UK public borrowing lower than expected in September

Sign pointing towards Whitehall
Image caption Borrowing during September was lower than forecast.

Public sector net borrowing (PSNB), excluding financial interventions, during September fell to a lower than expected £14.1bn.

The Office of National statistics also revised down its borrowing figure for August by £2bn to £13.7bn.

Analysts say the figures mean the government is on track to meet its deficit target.

The government has borrowed £63.5bn so far this year, down £7.5bn on the same period last year.

Borrowing may be higher than expected next year due to increased benefits payments.

Payments are linked to the September inflation rate which reached a three-year high of 5.2%, more than double the Bank of England target.

Borrowing falls

The fall in borrowing in September comes as the government's austerity measures start to kick in.

"What we're seeing is a very sharp cut in investment spending by the government, and revenues rising as a result of VAT receipts. And so these two factors together are helping to bring about an improvement," said Sarah Hewin, senior economist at Standard Chartered.

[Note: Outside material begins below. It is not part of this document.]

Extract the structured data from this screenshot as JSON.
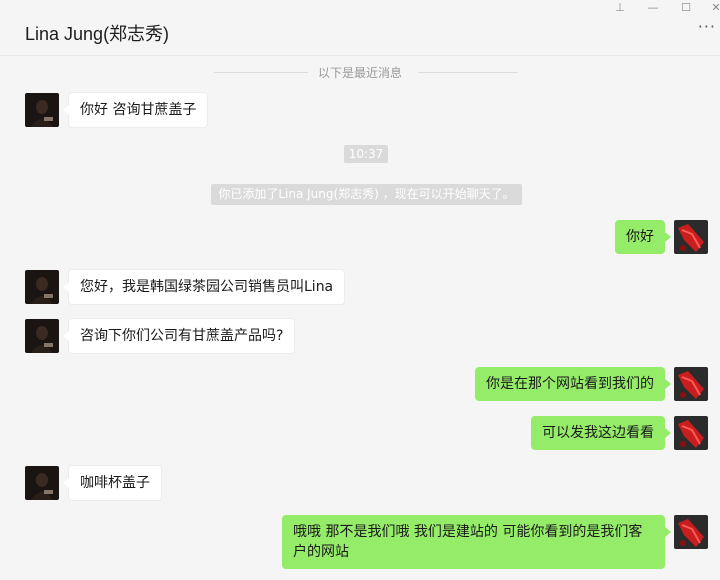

September's figure, taken with the revised down number for August mean the government may meet its deficit targets.

"On current trends, borrowing is now broadly on track to meet the OBR's [Office for Budget Responsibility's] full year forecast of £122bn," said Samuel Tombs from Capital Economics.

Economic worries

However analysts have warned that the problems in the eurozone, and the government's spending cuts, may hit the economy and make it harder to sustain borrowing reductions.

"It is highly likely that the public finances will be increasingly pressurised by muted economic activity eating into tax revenues and pushing up unemployment benefit claims," said Howard Archer from IHS global insight.

The TUC has claimed that increased unemployment, and rising benefit payments, have cost the government £3bn so far this financial year.

The government has said the austerity plans are necessary to cut the deficit.

"One year on from the spending review, and despite the global economic turbulence stemming from the crisis of confidence in the eurozone, today's figures show the government's progress in delivering its deficit reduction plan," said a treasury spokesperson.

Britain's total public sector net debt, excluding financial sector interventions, rose to 62.6% of GDP in September. Including the cost of bank support, it held steady at 147.6% of GDP.